Литмир - Электронная Библиотека

Генри и Джеффри уезжали последними.

— Точно не хочешь поехать с нами? — спросили они Дункана.

— Боюсь пропустить собрание совета. — Отговорка, но в целом правдивая, поскольку двадцатого января он должен быть в Вестминстере.

Он и раньше избегал поездок домой, а ехать теперь, чтобы со стыдом узреть опустевшее место отца за столом, было и вовсе невыносимо. Кроме того, он не допускал даже мысли о том, чтобы оставить Джейн одну.

— Мы постараемся разузнать что-нибудь про твоего отца, — пообещал Джеффри.

Дункан благодарно кивнул.

— И не ищи неприятностей на свою голову, покуда нас нет! — наказал Генри и пришпорил коня.

— Каким образом? — крикнул он им вслед. — Я все каникулы просижу при мальчишке нянькой.

У него не вышло выудить у Джейн новые подробности о ее семье.

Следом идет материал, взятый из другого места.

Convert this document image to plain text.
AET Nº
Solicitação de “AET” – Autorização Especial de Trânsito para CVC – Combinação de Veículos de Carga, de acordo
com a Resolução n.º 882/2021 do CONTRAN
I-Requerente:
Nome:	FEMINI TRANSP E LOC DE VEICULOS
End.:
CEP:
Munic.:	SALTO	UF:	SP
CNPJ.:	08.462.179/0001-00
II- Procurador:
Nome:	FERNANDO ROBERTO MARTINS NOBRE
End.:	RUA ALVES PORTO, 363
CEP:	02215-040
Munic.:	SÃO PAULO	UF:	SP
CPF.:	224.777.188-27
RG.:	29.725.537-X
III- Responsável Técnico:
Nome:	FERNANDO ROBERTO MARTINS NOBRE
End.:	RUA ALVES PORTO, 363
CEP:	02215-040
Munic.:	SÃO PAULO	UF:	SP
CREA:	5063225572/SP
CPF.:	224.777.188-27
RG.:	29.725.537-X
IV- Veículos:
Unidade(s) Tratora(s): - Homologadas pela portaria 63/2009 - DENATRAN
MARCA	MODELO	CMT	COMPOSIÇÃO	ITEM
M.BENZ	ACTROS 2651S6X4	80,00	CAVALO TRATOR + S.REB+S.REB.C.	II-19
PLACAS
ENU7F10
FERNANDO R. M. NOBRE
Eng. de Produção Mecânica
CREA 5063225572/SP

Закончить маскарад она тоже наотрез отказалась. Ну ничего, теперь, когда они остались в общежитии одни, у него наконец-то появится время спокойно все обдумать и решить, как быть дальше.

Эта перспектива, увы, возбуждала его много сильнее, чем хотелось бы.

***

Джейн дала себе зарок избегать его. После заката она поднялась в опустевшую спальню и положила поверх своего тощего матраса еще один. Потом легла, не чувствуя пальцев ног. Даже под тремя одеялами ее колотило от холода.

На лестнице раздались шаги. Она зарылась лицом в матрас и затаила дыхание. Если притвориться спящей, Дункан не станет ее тревожить. Однако, вопреки ее упованиям, он не ушел, а взял и сдернул с нее одеяло. Спасаясь от холода, она подтянула колени к груди и зажмурилась.

— Не притворяйся. Я знаю, что ты не спишь.

Она приоткрыла глаз. Дункан сидел возле нее на корточках.

— Я спала. Пока тебе не втемяшилось в голову заморозить меня до смерти.

— Вставай. Пойдешь ко мне в комнату.

Зубы ее выбивали дробь, и она стиснула их покрепче.

— Мне и здесь хорошо, — отозвалась она, опасаясь, что иначе возникнет соблазн разделить с ним не только тепло его спальни, но и тепло постели.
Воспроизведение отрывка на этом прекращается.